Meet the Oregon photographer who got this incredible eclipse photograph
Andrew Studer has made a name for himself by capturing small people in gigantic natural scenes.
The 2013 graduate of Sprague High School, who travels the world as a freelance photographer and videographer, has honed a unique ability to capture people in front of towering mountains, waterfalls and even the Northern Lights.
"When you have the human element, I feel like it connects the viewer to the scene," the 22-year-old said. "You can see the scale but it also helps people to see themselves there."
Studer used that skill to capture one of the iconic — and most widely circulated — photos from Monday's eclipse.
The photo has become so popular that Studer emphasized the photo was a single picture, not stitched together using photoshop.

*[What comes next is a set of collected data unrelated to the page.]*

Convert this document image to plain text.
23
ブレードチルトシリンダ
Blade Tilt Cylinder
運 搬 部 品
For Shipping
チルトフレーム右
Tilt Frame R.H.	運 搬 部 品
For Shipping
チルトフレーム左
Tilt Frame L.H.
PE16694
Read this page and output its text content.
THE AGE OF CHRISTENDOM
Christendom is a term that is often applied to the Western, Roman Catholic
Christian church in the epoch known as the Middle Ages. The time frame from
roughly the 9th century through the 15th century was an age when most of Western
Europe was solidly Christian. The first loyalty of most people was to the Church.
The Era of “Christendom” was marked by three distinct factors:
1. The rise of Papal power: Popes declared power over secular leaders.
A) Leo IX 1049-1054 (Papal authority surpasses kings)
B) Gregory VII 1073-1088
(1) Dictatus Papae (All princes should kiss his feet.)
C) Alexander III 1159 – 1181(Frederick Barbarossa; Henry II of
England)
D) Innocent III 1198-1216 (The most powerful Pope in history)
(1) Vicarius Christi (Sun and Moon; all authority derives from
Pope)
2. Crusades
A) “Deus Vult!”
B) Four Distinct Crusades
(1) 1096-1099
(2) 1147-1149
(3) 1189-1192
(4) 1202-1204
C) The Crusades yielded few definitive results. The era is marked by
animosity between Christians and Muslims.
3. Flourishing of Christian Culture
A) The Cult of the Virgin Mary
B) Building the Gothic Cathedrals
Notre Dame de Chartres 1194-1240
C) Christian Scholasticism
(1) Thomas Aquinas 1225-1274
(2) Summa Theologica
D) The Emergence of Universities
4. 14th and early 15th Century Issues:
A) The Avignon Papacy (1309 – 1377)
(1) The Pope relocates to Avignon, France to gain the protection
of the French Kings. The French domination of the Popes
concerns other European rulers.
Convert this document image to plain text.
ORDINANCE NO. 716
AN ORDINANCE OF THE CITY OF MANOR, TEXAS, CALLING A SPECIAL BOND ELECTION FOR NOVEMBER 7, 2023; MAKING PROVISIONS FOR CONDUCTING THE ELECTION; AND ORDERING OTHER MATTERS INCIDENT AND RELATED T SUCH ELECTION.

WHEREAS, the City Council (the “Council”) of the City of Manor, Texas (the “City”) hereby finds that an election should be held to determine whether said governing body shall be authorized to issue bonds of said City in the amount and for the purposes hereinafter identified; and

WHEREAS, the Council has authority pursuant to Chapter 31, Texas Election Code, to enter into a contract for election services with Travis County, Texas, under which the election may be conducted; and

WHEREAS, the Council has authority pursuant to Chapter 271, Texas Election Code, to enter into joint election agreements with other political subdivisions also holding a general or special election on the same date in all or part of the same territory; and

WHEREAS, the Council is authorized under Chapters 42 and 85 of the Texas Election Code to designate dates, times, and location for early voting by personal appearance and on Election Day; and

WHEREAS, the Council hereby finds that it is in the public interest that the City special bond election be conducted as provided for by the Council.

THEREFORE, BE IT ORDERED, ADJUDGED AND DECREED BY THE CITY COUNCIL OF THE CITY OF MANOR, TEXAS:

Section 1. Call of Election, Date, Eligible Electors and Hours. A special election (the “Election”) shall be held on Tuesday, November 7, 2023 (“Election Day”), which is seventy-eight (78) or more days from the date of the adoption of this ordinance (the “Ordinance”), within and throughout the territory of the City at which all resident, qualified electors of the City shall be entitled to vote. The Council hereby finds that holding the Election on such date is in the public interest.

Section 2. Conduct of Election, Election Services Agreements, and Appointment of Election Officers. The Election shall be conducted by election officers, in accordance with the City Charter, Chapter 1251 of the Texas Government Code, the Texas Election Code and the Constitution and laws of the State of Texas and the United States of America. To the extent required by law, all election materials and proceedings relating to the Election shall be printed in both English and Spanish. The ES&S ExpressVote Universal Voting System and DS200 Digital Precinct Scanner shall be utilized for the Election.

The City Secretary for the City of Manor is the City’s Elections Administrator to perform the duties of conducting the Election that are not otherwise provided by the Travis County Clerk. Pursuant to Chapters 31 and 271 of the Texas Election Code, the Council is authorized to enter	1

He set up the picture in partnership with a rock climbing team and Columbia Sportswear. Studer coordinated with a team of rock climbers in advance so they'd be at the perfect spot on Monkey Face — the feature at Smith Rock in the photo — during the moment of totality.
"It took a lot of planning, and we weren't 100 percent sure it would work," he said. "Totality is so short that we were either going to have it, and it would be great, or completely miss it."
Studer said Ted Hesser coordinated with the climbers, Martina Tibell and Tommy Smith. They communicated over radio to get Smith in the right spot on the rock.
"We got pretty lucky — and I had a lot of help — but having a sense of what works and what doesn't was really helpful in this case," Studer said. "I knew to position him right in front of the light and to make sure he wasn't in an awkward or confusing position since that can change a photo so much."
"It was kind of weird in the moment. I was so overwhelmed with how incredible totality was and that this actually worked, I got goosebumps. It felt really special."